Aplicações com resultados positivos
Por outro lado, avanços positivos também devem ser considerados:
- Agricultura – Em uma parceria entre Microsoft e United Phosphorous (UPL), o maior produtor indiano de agroquímicos, foi criado um app de predição de ameaça de pragas baseado em Inteligência Artificial e Machine Learning para analisar antecipadamente os riscos. Agricultores recebem alertas por meio do celular, notificando se suas plantações estão sob perigo de ataques, com base nas condições do tempo e no estágio do cultivo. O aplicativo também recomenda a data de plantio, preparação da terra e das sementes, além da profundidade do plantio, o que resultou em aumento de 30% de produtividade na média;
- Atendimento ao consumidor – Um banco proeminente na Inglaterra habilitou um chatbot a atender oito milhões de clientes de seu mobile banking. A plataforma Azure Kubernets Service (AKS) permitiu à instituição o acesso ágil por parte de seus engenheiros, que desenvolveram aplicações e produtos com maior facilidade. Como resultado, o atendimento tornou-se 33% mais rápido, com a resolução de aproximadamente 50% dos problemas pelo chatbot;
- Saúde – 89% dos pacientes nos Estados Unidos recorrem ao Google antes de irem ao médico e os resultados do autodiagnóstico tornam-se assustadores. Assistentes de enfermagens virtuais previnem tais esforços inúteis. Um bom exemplo de sistema é a “Molly”, visualizada como um avatar, que provê suporte remoto coletando informações de peso, pressão sanguínea e outros parâmetros com aparelhos de monitoramento, além de agendar consultas com o médicos. Estes tipos de assistentes virtuais contam com uma ótima aceitação: 65% dos pacientes se sentem mais confortáveis em receber instruções deles.
Amplitude dos riscos é preocupante
Na verdade, mesmo com estes avanços significativos, a amplitude dos riscos já se mostra bem preocupante, assim como existem riscos de médio e longo prazo de se perder o controle sobre o funcionamento da Inteligência Artificial.

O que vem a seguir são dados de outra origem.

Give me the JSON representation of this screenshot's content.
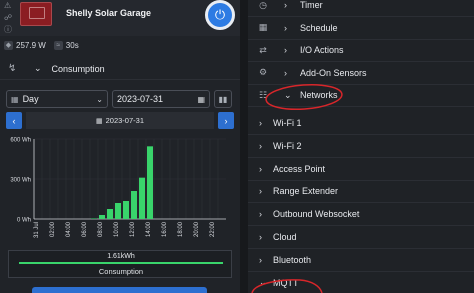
{
  "device": {
    "name": "Shelly Solar Garage",
    "power_icon": "power-icon",
    "power_label": "⏻"
  },
  "stats": {
    "power": "257.9 W",
    "interval": "30s"
  },
  "consumption_section": {
    "label": "Consumption",
    "icon": "bolt-icon"
  },
  "controls": {
    "period": "Day",
    "date": "2023-07-31",
    "nav_date": "2023-07-31"
  },
  "chart_data": {
    "type": "bar",
    "categories": [
      "31 Jul",
      "01:00",
      "02:00",
      "03:00",
      "04:00",
      "05:00",
      "06:00",
      "07:00",
      "08:00",
      "09:00",
      "10:00",
      "11:00",
      "12:00",
      "13:00",
      "14:00",
      "15:00",
      "16:00",
      "17:00",
      "18:00",
      "19:00",
      "20:00",
      "21:00",
      "22:00",
      "23:00"
    ],
    "tick_labels": [
      "31 Jul",
      "02:00",
      "04:00",
      "06:00",
      "08:00",
      "10:00",
      "12:00",
      "14:00",
      "16:00",
      "18:00",
      "20:00",
      "22:00"
    ],
    "tick_categories": [
      "31 Jul",
      "02:00",
      "04:00",
      "06:00",
      "08:00",
      "10:00",
      "12:00",
      "14:00",
      "16:00",
      "18:00",
      "20:00",
      "22:00"
    ],
    "values": [
      0,
      0,
      0,
      0,
      0,
      0,
      0,
      4,
      30,
      75,
      120,
      135,
      210,
      310,
      545,
      0,
      0,
      0,
      0,
      0,
      0,
      0,
      0,
      0
    ],
    "y_ticks": [
      0,
      300,
      600
    ],
    "y_tick_labels": [
      "0 Wh",
      "300 Wh",
      "600 Wh"
    ],
    "ylim": [
      0,
      600
    ],
    "bar_color": "#39d46b",
    "grid": true
  },
  "total": {
    "value": "1.61kWh",
    "label": "Consumption",
    "line_color": "#39d46b"
  },
  "menu": [
    {
      "label": "Timer",
      "icon": "clock-icon",
      "glyph": "◷",
      "chev": "›"
    },
    {
      "label": "Schedule",
      "icon": "calendar-icon",
      "glyph": "▦",
      "chev": "›"
    },
    {
      "label": "I/O Actions",
      "icon": "arrows-icon",
      "glyph": "⇄",
      "chev": "›"
    },
    {
      "label": "Add-On Sensors",
      "icon": "sensor-icon",
      "glyph": "⚙",
      "chev": "›"
    },
    {
      "label": "Networks",
      "icon": "network-icon",
      "glyph": "☷",
      "chev": "⌄"
    }
  ],
  "submenu": [
    {
      "label": "Wi-Fi 1",
      "chev": "›"
    },
    {
      "label": "Wi-Fi 2",
      "chev": "›"
    },
    {
      "label": "Access Point",
      "chev": "›"
    },
    {
      "label": "Range Extender",
      "chev": "›"
    },
    {
      "label": "Outbound Websocket",
      "chev": "›"
    },
    {
      "label": "Cloud",
      "chev": "›"
    },
    {
      "label": "Bluetooth",
      "chev": "›"
    },
    {
      "label": "MQTT",
      "chev": "⌄"
    }
  ],
  "annotation_color": "#d8262a"
}
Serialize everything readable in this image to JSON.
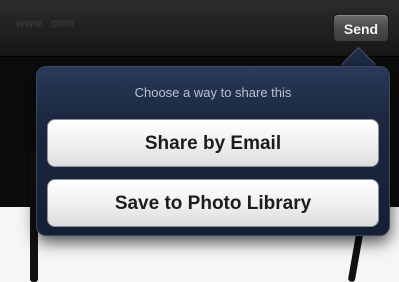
{
  "header": {
    "url_text": "www.                .com",
    "send_label": "Send"
  },
  "share_popover": {
    "title": "Choose a way to share this",
    "options": [
      {
        "label": "Share by Email"
      },
      {
        "label": "Save to Photo Library"
      }
    ]
  },
  "colors": {
    "popover_bg": "#1b2840",
    "topbar_bg": "#161616",
    "button_bg": "#f1f1f1"
  }
}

Não só no Brasil a regulamentação da IA é polêmica. Na Europa, foi lançada a regulamentação em 21 de abril de 2021, o que continua causando muitas discussões acaloradas, mesmo depois de mais de dois anos de controvérsias.
A proposta europeia é mais rígida do que a inicialmente aventada no Brasil, que tem mais caráter norteador do que regulador.
O Brasil avaliou a iniciativa da União Europeia com o LGPD e talvez um bom caminho seria considerar também visões interessantes oriundas daquela região sobre a IA, que por exemplo consideram e classificam os sistemas em três categorias: banidos, alto risco e baixo risco.
Além de proteger a sociedade em si dos males potenciais provenientes da utilização desenfreada de tal tecnologia, a regulação também visaria defender o Brasil dos impactos advindos de outras nações, nas quais os limites éticos e legais do uso da Inteligência Artificial não são claros.
Regular e evitar a disseminação de decisões tendenciosas e errôneas das máquinas é fundamental.
(*) Nelson Mitsuo Shimabukuro é Engenheiro elétrico, mestre em Administração, especialista em Tecnologia da Informação e Telecomunicações, professor da Universidade Presbiteriana Mackenzie Alphaville e Consultor Associado Pecs.